Some six years earlier my mother had died leaving my father the unenviable task of bringing up two young girls alone. He was ill-prepared for the role which had been cast for him. He was a quiet uncomplicated man, face to face with the problem of survival. He did his best and we did survive in a rough and ready way.
We grew up fast in that first long winter of the war.
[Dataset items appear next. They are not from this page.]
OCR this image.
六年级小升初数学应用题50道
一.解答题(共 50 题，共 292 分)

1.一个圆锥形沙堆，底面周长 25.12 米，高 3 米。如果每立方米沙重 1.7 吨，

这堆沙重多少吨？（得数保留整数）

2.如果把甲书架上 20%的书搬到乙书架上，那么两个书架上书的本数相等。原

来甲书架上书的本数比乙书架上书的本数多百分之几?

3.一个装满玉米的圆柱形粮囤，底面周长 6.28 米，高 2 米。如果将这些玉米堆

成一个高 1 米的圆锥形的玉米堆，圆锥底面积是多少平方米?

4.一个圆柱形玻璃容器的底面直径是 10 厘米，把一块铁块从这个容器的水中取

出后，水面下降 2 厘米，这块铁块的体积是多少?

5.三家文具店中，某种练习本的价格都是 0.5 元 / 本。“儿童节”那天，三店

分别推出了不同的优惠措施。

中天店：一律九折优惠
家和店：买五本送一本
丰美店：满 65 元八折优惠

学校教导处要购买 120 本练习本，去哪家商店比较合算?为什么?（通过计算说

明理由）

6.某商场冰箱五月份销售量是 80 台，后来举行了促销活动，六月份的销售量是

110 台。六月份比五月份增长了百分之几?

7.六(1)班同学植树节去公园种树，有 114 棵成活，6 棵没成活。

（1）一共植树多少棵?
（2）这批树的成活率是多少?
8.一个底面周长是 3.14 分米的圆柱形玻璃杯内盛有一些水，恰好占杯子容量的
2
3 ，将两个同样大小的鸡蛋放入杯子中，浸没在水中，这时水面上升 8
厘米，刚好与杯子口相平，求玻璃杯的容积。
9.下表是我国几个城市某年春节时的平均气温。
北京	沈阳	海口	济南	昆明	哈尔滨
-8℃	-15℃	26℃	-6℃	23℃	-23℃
We grew accustomed to change, to food shortages, to queues and the blackout; above all to the misery of the blackout.
The government had decreed that a total blackout would take place over the entire country during the hours of darkness. Not a chink of light was to be seen from any building or any other source; visually the country disappeared each night, hidden from the searching eyes of enemy aircraft crews. Air-raid wardens were appointed to ensure that all obeyed the decree ‘put that light out’ became a national catchphrase.
Feverish activity took place as blackout curtains were hurriedly made for every window in every house. The more adventurous fitted removal shutters made of wooden laths and roofing felt. Street lighting was extinguished for the duration of the war and factory windows and skylights were daubed with a coat of matt black paint.
With the descent of night the blackness was pervasive. Cocooned in its mystery we relied more on sound and memory than on sight. Shrouded vehicle lights cast an eerie beam from their slotted cowls peering just a few feet ahead in the darkness. Few ventured out without good reason; the unwilling night shift on their way to work, the eager dayshift in search of a pub that might have some beer or cigarettes. Both beer and cigarettes were in short supply as was good humour on those dark nights with people stumbling on their way, cursing in frustration as they went, banging and barging into lamp-posts and slithering from the edge of pavements.
The days passed, the war dragged on until one fateful night some years later I was met on the doorstep by a nervous neighbour. Ill at ease, he explained to me that my father had been taken to hospital following an accident. I was visit him without delay.
He had been struck down by a bus in the centre of town. Being somewhat deaf, he neither heard nor saw the bus in the darkness another victim of the blackout.
That same night he died and so did my familiar world. I felt alone and afraid. My journey into a certain future had begun.